The book is better than the movie and contains a number of wonderful vignettes that are not in the film. For example, as the boys built more complex rockets, Homer realized that they needed to learn calculus to take the next steps in rocket design. Homer and the science teacher convinced the principal of the high school to offer a new course in calculus. The enrollment was limited to six people, the exact number of boys involved in the effort to make the rockets. No one expected anyone else at the school to sign up for the class. However, the girl that Homer had a crush on signed up, too, and since Homer's grades in math were the worst of any of the applicants, he was excluded from the class. The principal at this point was not sure that the Rocket Boys were really up to any good and called them "bombers," a reference to their first effort which had blown up Homer's mother's fence.
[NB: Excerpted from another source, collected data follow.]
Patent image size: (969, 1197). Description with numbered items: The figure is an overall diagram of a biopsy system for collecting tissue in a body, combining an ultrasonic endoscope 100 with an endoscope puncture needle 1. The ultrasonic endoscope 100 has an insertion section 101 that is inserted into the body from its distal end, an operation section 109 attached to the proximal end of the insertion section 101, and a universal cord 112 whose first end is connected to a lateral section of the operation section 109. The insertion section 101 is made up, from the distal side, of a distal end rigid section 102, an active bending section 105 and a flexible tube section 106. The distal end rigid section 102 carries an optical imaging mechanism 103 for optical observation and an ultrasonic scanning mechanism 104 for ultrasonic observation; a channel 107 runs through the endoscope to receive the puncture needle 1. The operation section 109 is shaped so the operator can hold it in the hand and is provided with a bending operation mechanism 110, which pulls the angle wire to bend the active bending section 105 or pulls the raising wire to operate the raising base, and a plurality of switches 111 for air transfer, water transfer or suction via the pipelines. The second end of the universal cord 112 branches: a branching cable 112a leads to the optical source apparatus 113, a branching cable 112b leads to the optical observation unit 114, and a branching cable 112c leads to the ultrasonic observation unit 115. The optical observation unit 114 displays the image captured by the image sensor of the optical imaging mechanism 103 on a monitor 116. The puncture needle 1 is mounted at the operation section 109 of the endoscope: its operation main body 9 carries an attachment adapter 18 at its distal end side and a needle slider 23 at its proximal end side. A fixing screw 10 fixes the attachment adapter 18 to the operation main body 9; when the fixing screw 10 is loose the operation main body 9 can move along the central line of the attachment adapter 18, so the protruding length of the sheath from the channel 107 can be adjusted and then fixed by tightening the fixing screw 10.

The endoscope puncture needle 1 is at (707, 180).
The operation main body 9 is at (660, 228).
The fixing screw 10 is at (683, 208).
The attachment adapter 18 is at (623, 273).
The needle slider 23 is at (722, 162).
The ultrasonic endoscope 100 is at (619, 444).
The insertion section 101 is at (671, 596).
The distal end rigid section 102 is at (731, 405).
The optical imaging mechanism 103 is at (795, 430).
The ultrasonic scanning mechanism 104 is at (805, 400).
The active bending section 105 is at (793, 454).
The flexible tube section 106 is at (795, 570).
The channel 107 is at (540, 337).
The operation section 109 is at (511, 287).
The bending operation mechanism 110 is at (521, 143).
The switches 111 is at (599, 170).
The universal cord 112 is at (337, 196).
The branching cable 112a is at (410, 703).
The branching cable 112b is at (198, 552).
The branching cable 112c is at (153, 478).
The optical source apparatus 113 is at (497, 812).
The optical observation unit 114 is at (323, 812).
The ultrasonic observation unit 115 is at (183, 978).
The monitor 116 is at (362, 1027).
The principal would not increase the enrollment in the class by one person to allow Homer to take it. Initially, Homer felt that his dreams of a career in rocketry were over but in the depths of his depression, he found a calculus text on the bookshelf at home. There were notes in the book in his father's handwriting showing that his father, who had never gone to college but who was called upon to supervise engineers, had taught himself calculus. Homer began to study the text and the other members of the club helped him. Homer learned calculus without the class, to his own amazement and that of his teachers and the principal.
The Learning Guide to the film October Sky contains sections on Benefits of the Movie, Possible Problems, Helpful Background, Discussion Questions, Links to the Internet, and Bridges to Reading. The Discussion Questions are divided into three categories: Subject Matter, Social-Emotional Learning, and Moral-Ethical Emphasis.